“I’m waiting to be cleared to go back to work. I have a follow-up appointment next week.”

“They still giving you a hard time?”

I give her a look that tells her everything she wants to know.

She shakes her head. “Remember when you talked about starting your own business? That was your dream for so long, Travis.”

My mind temporarily wanders. “Yeah, I do.”

“Have you given it any more thought?”

“Sometimes. But only when I’m having a super shitty day at work.”

She gives me a look once the curse word leaves my mouth.

“Sorry, but you know what I mean, Mom. They can be so…corporate.”

We sit in silence for a moment. “So, what’s holding you back?”

I haven’t thought about it in a while. It just doesn’t seem feasible, considering I have a great job that pays me well. Most people in my class would have died to land the job I did so soon after graduation. Over a thousand people applied for my position. I was the literal needle in the haystack. But I would be lying if I said I haven’t thought about it. Sometimes I look at the people that have been there for over thirty years and pray that I’m not looking into the future. That thought is fucking frightening.

“The risk,” I say after thinking about it a little longer.

Mom laughs. Her whole face lights up, and I realize how much I’ve missed her. “And we both know you’re a risk taker. So, what’s the real reason?”

“Start-up costs, I guess. I wouldn’t know where to begin, and it seems like a lot of work. What if I fail?”

“And that’s exactly how dreams die. Funding isn’t an issue, okay? I’ve got some money put aside that I would be happy to loan you. And I know how much you save. Tell me this, have you ever failed at anything that you’ve really wanted in life?”

I’m not sure how we got on this subject. “Mom, I could never take your money. You’re supposed to use that to get away.”

The laugh lines along with the stress that she’s endured over the years are on her face. My mother is my hero. She’s stronger than anyone I’ve ever met, and my heart constantly breaks for her. But she won’t leave. As much as I beg, she won’t. I’ve offered to pay for an apartment for her. I’ve tried everything over the years. But she’s just as stubborn as I am. Noticing my reaction and sadness, she gives me a sweet smile.

“Everything is okay. Since your dad’s been sick, things have changed.”

I take a drink of water. He’s been sick for a while now. Lots of testing to try to figure out what the issue is, but I don’t want to talk about him, and she knows that.

“He’s not doing well, honey. Last week, we received his test results. He has a pretty aggressive form of cancer.” Her voice drops low, almost to a whisper.

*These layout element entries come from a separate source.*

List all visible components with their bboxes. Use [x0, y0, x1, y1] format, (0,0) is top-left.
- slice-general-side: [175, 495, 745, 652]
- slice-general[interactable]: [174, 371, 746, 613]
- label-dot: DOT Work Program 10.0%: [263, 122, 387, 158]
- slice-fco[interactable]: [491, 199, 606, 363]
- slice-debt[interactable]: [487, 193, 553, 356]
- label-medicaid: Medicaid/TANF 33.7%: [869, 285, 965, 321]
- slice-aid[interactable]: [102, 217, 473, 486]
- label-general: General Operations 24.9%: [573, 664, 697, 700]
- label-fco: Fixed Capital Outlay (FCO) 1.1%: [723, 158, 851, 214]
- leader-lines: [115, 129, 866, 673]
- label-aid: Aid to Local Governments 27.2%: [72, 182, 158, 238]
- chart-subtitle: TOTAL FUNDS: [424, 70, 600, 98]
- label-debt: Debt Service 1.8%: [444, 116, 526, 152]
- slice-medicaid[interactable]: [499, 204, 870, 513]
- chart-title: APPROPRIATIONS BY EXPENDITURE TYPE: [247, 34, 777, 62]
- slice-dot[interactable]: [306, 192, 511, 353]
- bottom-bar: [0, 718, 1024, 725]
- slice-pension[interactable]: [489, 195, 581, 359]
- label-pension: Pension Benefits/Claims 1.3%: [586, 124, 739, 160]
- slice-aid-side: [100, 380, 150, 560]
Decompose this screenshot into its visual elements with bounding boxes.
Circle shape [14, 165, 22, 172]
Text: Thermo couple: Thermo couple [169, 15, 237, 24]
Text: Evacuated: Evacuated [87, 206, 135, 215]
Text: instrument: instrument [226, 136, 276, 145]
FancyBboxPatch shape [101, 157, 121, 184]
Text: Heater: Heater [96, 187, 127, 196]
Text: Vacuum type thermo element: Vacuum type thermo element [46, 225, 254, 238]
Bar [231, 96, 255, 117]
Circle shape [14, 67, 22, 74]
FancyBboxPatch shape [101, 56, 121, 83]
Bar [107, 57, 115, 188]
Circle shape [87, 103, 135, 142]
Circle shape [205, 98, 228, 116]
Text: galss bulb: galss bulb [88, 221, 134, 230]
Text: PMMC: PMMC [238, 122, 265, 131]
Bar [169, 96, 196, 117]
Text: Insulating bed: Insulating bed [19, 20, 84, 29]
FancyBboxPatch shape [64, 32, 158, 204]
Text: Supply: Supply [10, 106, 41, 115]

It’s the first time I’ve heard this, and for a moment it catches me off guard. Cancer? I don’t even have the words to explain how this makes me feel. This is why she wanted to have lunch because a conversation like this isn’t one you have over the phone. All the pieces of the puzzle begin to fit together.

“I don’t care.” I know I’m being harsh and stubborn.

Knowing better, she gives me a look. Though he’s not my favorite person in the world, I would never wish cancer on him.

“You’re more compassionate than that. And whether you want to admit it or not, your father is a part of you. When he’s gone, I don’t want you to regret not seeing him.”

“I left home for a reason.” My body tenses and my responses are short. I just want to change the subject while I process it all.

“I know, I know. I’m sorry. I’m just worried about you and him, and it’s a lot for me. I don’t want you to regret anything in your life. There’s a lot of things I wish I would have done differently and didn’t. I don’t want the same for you. Don’t allow your internal anger to stop you from seeing your father while he’s still alive. If any man on this earth has regrets, it’s him. He knows what he’s done.” A single tear streams down her cheek. She wipes it with her napkin then recomposes herself. My mother is practically unbreakable.

I grab her hand across the table. “Mom.”

She looks up at me, and I squeeze her hand just a little harder. “I’m sorry. I’m always here for you.”

“You’re my rock, Travis. Always so strong and brave. I love you.”

“I love you too, mom.”

We leave the restaurant and listen to oldies on the radio on the way back to the house. My phone dings and I smile when I see Viola’s name.